Chivalry and feminism can coexist


Kernel Opinion SIG

Kellsie Kennedy

Feminism has an active presence on UK’s campus and is an increasing topic of discussion in our country. With new waves of female rights battles, female politicians and wage disputes, let’s talk about chivalry, a practice that, like feminism, is often misunderstood. 

As a self-proclaimed feminist and woman, people often ask me how I feel about chivalry. When I think of chivalry, I think of pulled-out chairs and opened doors. I think of paid dinners and walking on the inside of the sidewalk. Some of these seem outdated even without analysis. People no longer chuck dirty water and empty their bed pans on the street, so why should it matter where a woman stands on the sidewalk?

I like going on dates where I get to sit back and keep my credit card in my wallet. I also like paying for dinner. I like when a door is opened for me, and I like rushing ahead and getting the door for others. It is a matter of whether or not my hands are full and the nearness of my pay day rather than my gender.

Adler Hulsey, a senior environmental sustainability major at UK, said he learned about chivalry from his mother, who is “a very strong and powerful woman.”
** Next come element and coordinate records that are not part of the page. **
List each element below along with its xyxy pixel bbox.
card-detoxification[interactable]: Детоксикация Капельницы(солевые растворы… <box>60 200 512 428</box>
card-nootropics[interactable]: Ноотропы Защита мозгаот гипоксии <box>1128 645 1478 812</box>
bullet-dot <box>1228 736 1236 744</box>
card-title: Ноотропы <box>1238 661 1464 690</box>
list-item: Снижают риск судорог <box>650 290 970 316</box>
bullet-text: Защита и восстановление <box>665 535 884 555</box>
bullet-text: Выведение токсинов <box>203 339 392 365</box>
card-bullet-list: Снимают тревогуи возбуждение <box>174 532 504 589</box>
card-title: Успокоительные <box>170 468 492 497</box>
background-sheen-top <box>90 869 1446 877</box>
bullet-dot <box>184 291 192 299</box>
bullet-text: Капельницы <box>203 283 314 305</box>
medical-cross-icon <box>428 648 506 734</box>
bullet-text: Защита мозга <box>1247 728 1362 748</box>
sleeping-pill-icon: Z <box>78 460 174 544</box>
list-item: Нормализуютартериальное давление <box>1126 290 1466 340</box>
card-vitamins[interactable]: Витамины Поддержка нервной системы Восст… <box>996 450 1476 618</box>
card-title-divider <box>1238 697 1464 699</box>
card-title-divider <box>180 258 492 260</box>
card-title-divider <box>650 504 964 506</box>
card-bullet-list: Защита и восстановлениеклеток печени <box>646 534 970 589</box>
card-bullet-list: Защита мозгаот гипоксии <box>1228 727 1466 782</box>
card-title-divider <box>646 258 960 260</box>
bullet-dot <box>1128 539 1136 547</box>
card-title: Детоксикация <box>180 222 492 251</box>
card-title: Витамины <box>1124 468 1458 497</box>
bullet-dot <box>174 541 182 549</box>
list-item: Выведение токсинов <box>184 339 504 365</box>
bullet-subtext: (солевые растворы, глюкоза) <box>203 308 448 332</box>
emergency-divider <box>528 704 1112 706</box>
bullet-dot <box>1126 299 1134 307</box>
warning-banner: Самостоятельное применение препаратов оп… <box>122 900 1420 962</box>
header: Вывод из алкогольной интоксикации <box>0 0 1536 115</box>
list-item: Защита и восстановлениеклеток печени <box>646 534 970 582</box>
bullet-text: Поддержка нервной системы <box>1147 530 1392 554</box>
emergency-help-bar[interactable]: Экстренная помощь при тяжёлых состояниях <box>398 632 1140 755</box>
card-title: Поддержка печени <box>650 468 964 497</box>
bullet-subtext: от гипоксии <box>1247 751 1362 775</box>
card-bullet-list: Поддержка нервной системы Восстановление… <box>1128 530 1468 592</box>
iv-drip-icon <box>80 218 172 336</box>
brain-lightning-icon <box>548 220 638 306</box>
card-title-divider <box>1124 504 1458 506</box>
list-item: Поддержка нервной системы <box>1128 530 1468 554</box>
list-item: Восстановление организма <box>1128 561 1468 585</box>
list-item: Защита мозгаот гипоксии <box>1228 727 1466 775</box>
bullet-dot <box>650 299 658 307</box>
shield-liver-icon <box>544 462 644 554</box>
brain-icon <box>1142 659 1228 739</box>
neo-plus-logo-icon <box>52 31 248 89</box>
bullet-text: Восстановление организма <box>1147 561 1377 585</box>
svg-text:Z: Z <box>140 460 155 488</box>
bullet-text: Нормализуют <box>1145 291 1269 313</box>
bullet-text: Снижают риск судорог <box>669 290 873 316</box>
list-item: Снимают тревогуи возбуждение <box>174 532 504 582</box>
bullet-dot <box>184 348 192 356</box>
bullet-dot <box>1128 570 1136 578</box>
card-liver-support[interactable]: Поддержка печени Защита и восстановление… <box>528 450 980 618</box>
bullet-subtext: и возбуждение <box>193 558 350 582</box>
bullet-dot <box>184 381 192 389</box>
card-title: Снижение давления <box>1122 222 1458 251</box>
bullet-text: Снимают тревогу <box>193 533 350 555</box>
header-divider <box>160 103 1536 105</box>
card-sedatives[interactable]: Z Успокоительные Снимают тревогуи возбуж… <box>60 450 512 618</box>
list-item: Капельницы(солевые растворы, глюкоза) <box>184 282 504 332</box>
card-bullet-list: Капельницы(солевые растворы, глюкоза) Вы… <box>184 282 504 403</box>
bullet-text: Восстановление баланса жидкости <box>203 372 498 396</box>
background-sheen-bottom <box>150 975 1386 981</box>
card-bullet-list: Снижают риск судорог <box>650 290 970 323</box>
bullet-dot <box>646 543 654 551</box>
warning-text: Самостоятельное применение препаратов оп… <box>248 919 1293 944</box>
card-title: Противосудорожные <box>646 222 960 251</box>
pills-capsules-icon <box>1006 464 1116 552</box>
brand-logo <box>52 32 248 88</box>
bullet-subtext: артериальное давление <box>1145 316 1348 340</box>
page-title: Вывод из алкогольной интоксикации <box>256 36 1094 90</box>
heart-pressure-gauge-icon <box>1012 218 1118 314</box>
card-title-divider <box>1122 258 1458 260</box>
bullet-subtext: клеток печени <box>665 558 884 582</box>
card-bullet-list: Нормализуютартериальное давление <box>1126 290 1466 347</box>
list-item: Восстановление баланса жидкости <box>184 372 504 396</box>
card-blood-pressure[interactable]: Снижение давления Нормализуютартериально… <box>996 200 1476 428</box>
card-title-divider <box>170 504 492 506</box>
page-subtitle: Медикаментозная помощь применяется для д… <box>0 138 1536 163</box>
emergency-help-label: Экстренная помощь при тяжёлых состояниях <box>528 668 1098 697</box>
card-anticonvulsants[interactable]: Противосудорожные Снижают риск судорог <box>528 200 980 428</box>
“I knew she could open doors for herself…” he said. “Chivalry wasn’t about me helping a weak woman, it was about me respecting and being polite to others.”

Adler also added that he believes chivalry can coexist and “even thrive” together.

“Because chivalry is rooted in respect, it means a chivalrous person will stand by and support others. It doesn’t think less of people, and it wants them to be respected and treated equally,” he said. “Chivalry wants justice, no matter who the person is, no matter their political stance and no matter what they’ve done.”

Today’s chivalry should just be the idea that people should do nice things for others. Some may think of this as a “random act of kindness.”

Some people think chivalry should be absolved in the face of feminism. True feminism, the idea that men and women should be treated equally, would not recommend being less kind by not acting in this way. The faults with chivalry are not those of men. Rather, women should raise themselves to return those kindnesses to others. Why should chivalry even be a matter of gender? It makes much more sense to display these kindnesses to all people regardless of gender.